Jesus I’m booked (not completely, so here’s my desperate plea for more work please) through until August 2017. Let’s hope I make it that long. Had to slow way down on the running for a bit. Even with my fluffy, on the beach in SF.
Achilles is swollen. Glad something still swells. Although the swelling is decreasing. My life story. Anyway as you can see in the new pics I’ve added here, I’m fat, while my arms and neck remain skinny. Technically this is diagnosed by some gays as Skinny Fat. I’m like a hobo without the glamorous past. What a success story!
Am now part of a medical study, one where doctors and faith healers and witches gather ’round me and throw stones and poke me with sticks, waiting to see if I bleed red or blue blood, or maybe battery acid. Bleed? Who are they kidding? I don’t even leak. I’m filled with cement. I’m an actress. I haven’t eaten a meal or felt warm in decades! Such is the result of 20 years on the road. Wait, that’s my new sitcom pitch. What the fuck am I going on about? OH, right, I I had an injection (Oh, Matron!) to lessen my engorged Achilles. Fingers and toes crossed it works, I’ve got Paul Smith sandals screaming to be featured.
Been traveling too much. Hus and I wanna calm down a bit and get a life, but then there’s pricey haircuts and really pricey anal bleaching, and not just for the Chihuahua, which requires dick joke income. So off we go to Dad’s house. Brentwood, where it’s alway boiling. HELP ME!
My brown star is fine btw. You’d think with all the pounding, it would be a CSI spectacular back there, bruised and oozing. But I’m ok. Except for my tendons. And sore gums and grey hair and fat husband. 53 is the new 88.
Below are my remaining – I mean, my handpicked and marvellous – gigs for the rest of 2016. Rest? Who rests anymore? Or even looks up from their phones? I’M DEHYDRATED.
Other gigs may be added, or some of these might be taken away, depending on the behaviour of others. I.e., pay my expenses and I’ll sign your martian pic. Star Wars fans are hungry. So am I, in Wales. Will their cuisine ever catch up?
Living it babes. Li Ving it and lying about it.
Autumn 2016, babes:
October 4, The SetUp, SF The kids…adorable!

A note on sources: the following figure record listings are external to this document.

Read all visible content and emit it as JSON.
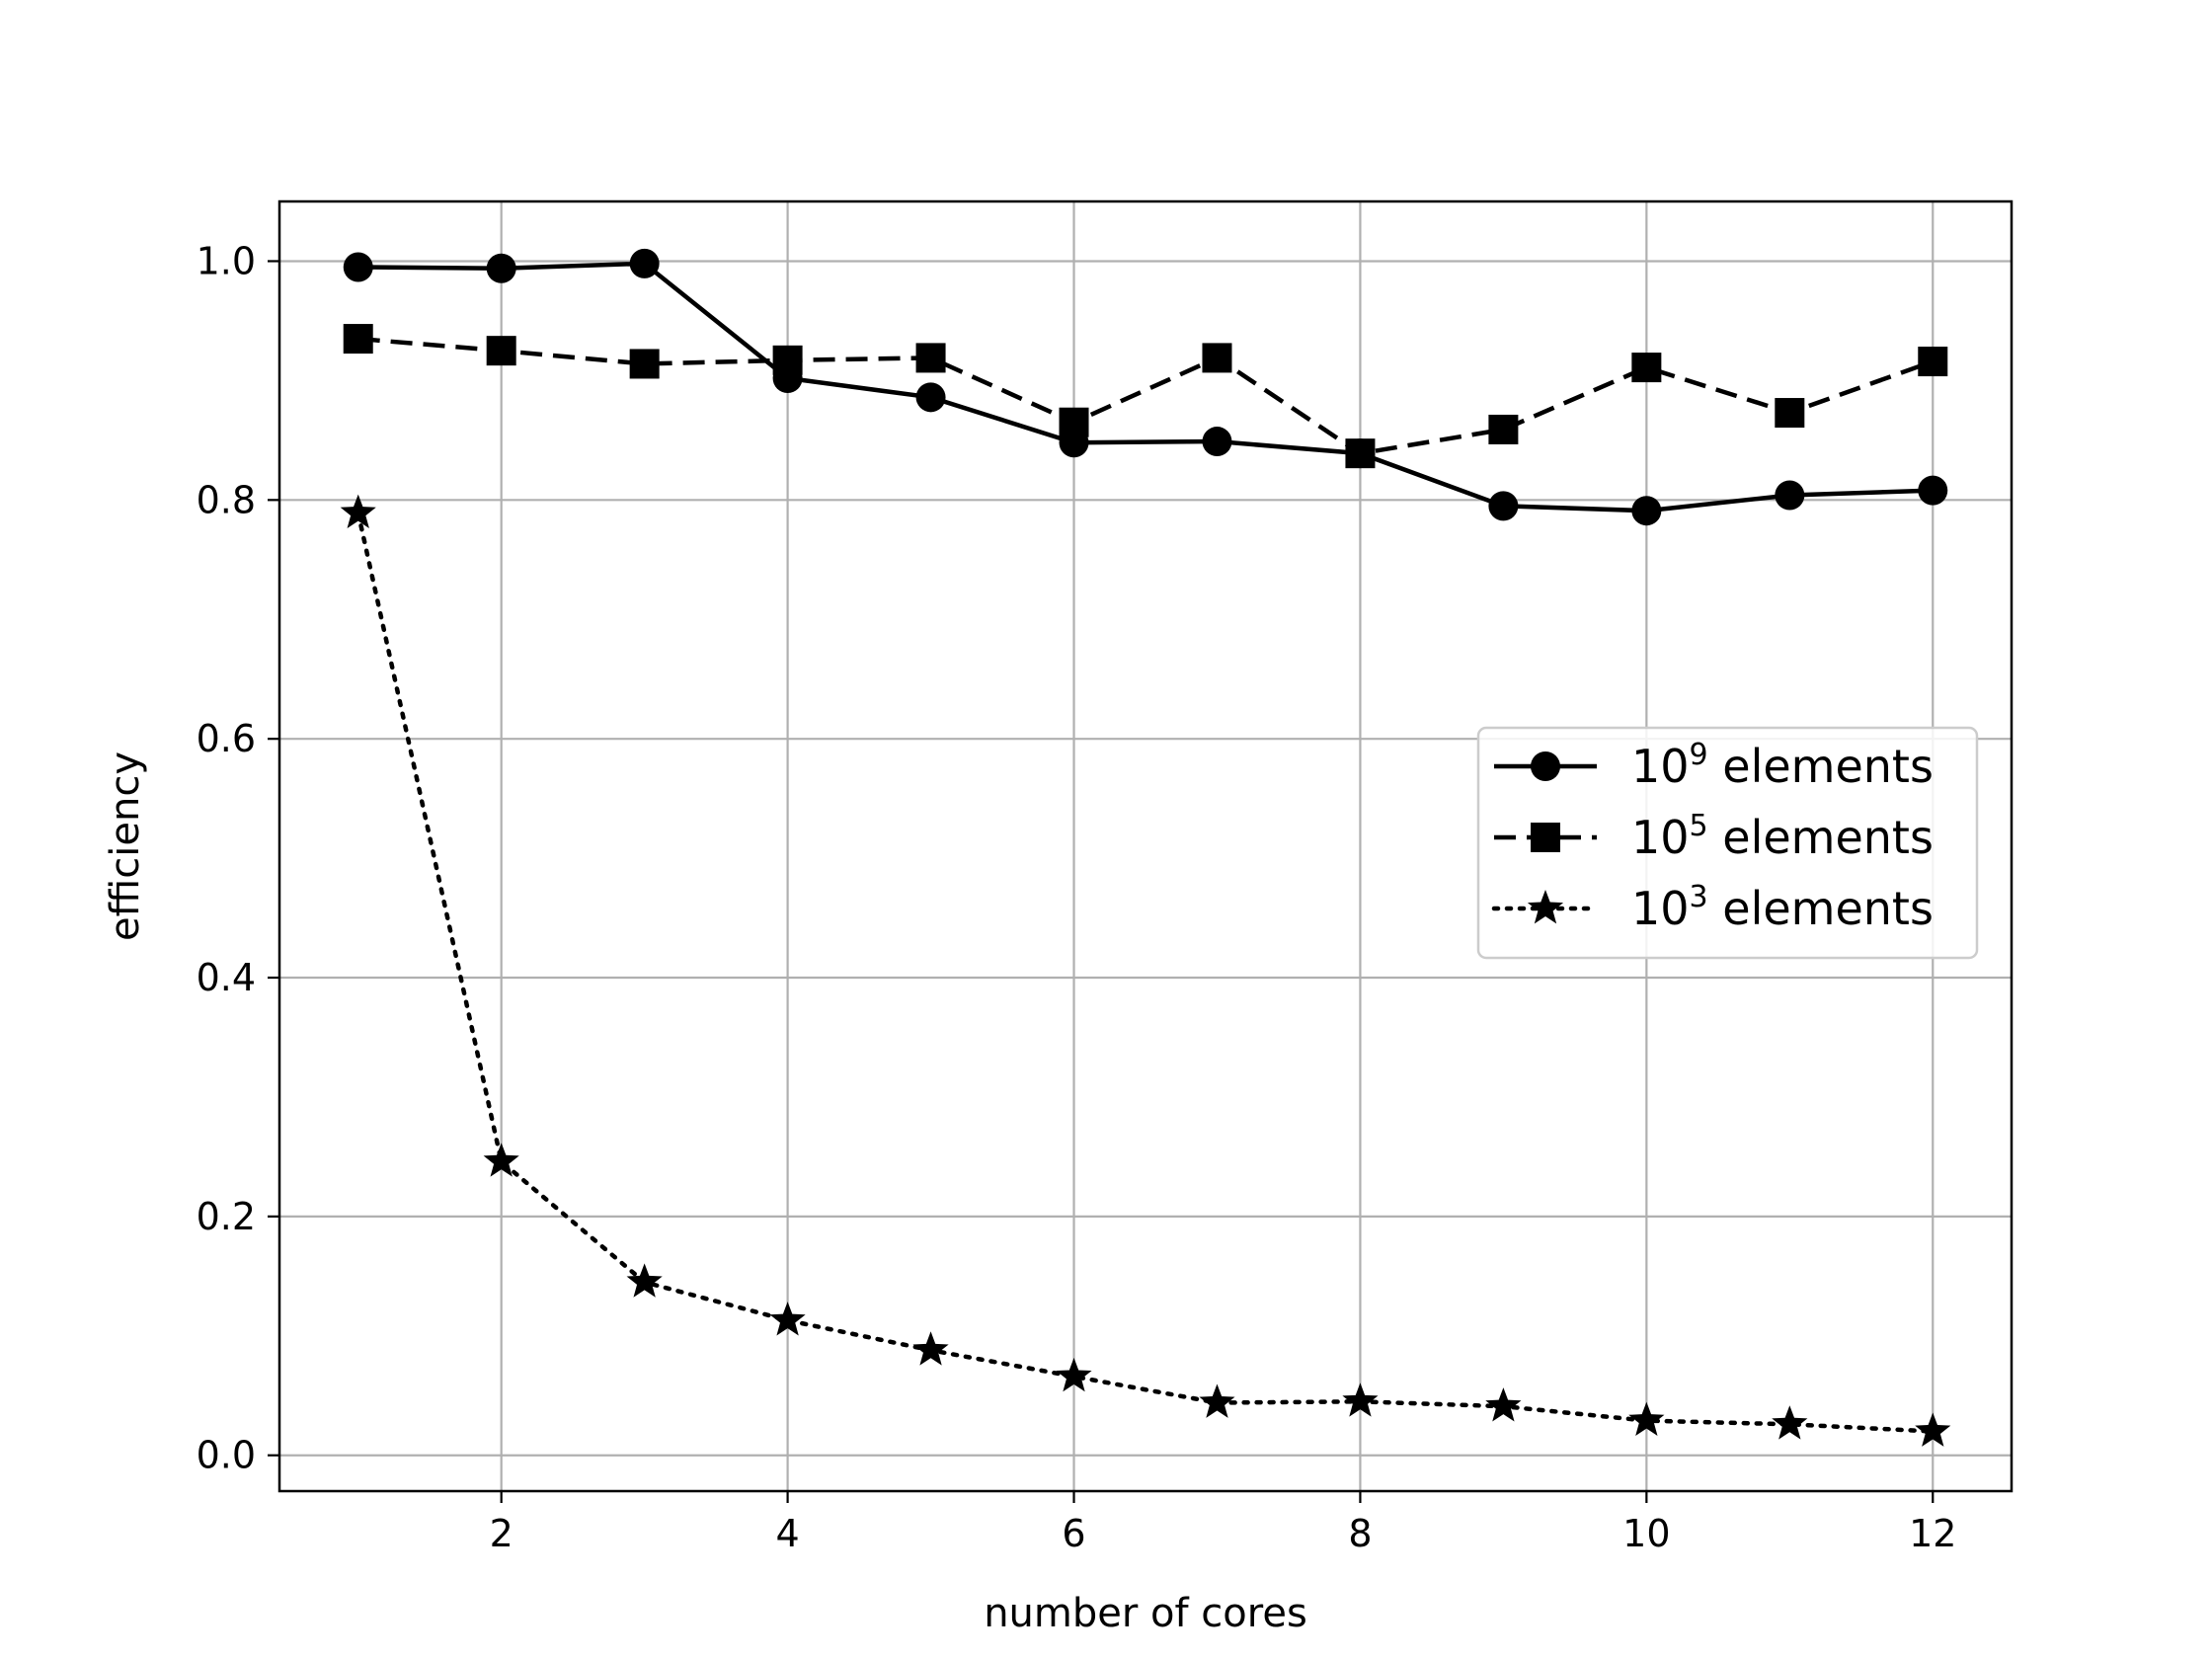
{
  "chart_data": {
    "type": "line",
    "xlabel": "number of cores",
    "ylabel": "efficiency",
    "x": [
      1,
      2,
      3,
      4,
      5,
      6,
      7,
      8,
      9,
      10,
      11,
      12
    ],
    "xlim": [
      0.45,
      12.55
    ],
    "ylim": [
      -0.03,
      1.05
    ],
    "xticks": [
      2,
      4,
      6,
      8,
      10,
      12
    ],
    "xtick_labels": [
      "2",
      "4",
      "6",
      "8",
      "10",
      "12"
    ],
    "yticks": [
      0.0,
      0.2,
      0.4,
      0.6,
      0.8,
      1.0
    ],
    "ytick_labels": [
      "0.0",
      "0.2",
      "0.4",
      "0.6",
      "0.8",
      "1.0"
    ],
    "grid": true,
    "legend_position": "center-right",
    "series": [
      {
        "name": "elements",
        "name_base": "10",
        "name_exp": "9",
        "name_rest": " elements",
        "marker": "circle",
        "linestyle": "solid",
        "color": "#000000",
        "values": [
          0.995,
          0.994,
          0.998,
          0.902,
          0.886,
          0.848,
          0.849,
          0.839,
          0.795,
          0.791,
          0.804,
          0.808
        ]
      },
      {
        "name": "elements",
        "name_base": "10",
        "name_exp": "5",
        "name_rest": " elements",
        "marker": "square",
        "linestyle": "dashed",
        "color": "#000000",
        "values": [
          0.935,
          0.925,
          0.914,
          0.917,
          0.919,
          0.865,
          0.919,
          0.839,
          0.859,
          0.911,
          0.873,
          0.916
        ]
      },
      {
        "name": "elements",
        "name_base": "10",
        "name_exp": "3",
        "name_rest": " elements",
        "marker": "star",
        "linestyle": "dotted",
        "color": "#000000",
        "values": [
          0.789,
          0.246,
          0.145,
          0.113,
          0.088,
          0.066,
          0.044,
          0.045,
          0.041,
          0.029,
          0.026,
          0.02
        ]
      }
    ]
  }
}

October 9, HopMonk, Sebastopol
October 15, The Black Pug, Alameda go to Eventbrite for tix, or the Alice Radio website. Cheers queers!
October 21, Second Act, SF. Hey Haight Street hippies, well rich ones, you’re very welcome. For tickets, do to Secondactsf.com and click on Events.
October 22, HopDogma, El Granada. Oh and they’ve asked to apply a two drink minimum during my show, which most likely receives a surfer shrug. Hot. Tickets at Eventbrite.
October 29, Martuni’s, San Francisco Drink up bitches. Oh and tix on Eventbrite.
November 5, Sally Tomatoes, Rohnert Park. Trump country. Oh God. Security!
November 12, The Throckmorton Theatre, Mill Valley There will be tears. Tickets through the Throckmorton website. Old school.
November 18, 19th Broadway, Fairfax
November 24-26, The London Comedy Store
November 28-December 2, The Wright Stuff, Channel 5, UK
December 2/3, Manchester Comedy Store
December 7-10, Piccadilly Comedy Club. Guess where.
December 13, Belfast Empire. Again, guess.
Whilst in the UK, on many Tuesdays, I’ve the great good fortune to be struggling at the London Comedy Store performing in Cutting Edge Comedy, a political improv show. Sharing the stage with geniuses in that troupe only raised my bar. Actually you find me at or under the bar after that show.
I’m usually whoring myself out (in a diaper, my ass is like CSI. Ah, marriage.) all over Europe and California and men’s toilets as part of my world domination plan. Party starts when I arrive cuz I’ve got the ‘roids.
Check local listings, if they exist. If they don’t, it’s Bakersfield. Another great shooting range.
I’m always at Target. Sorry: A target. Girl needs leggings. I’m sweating.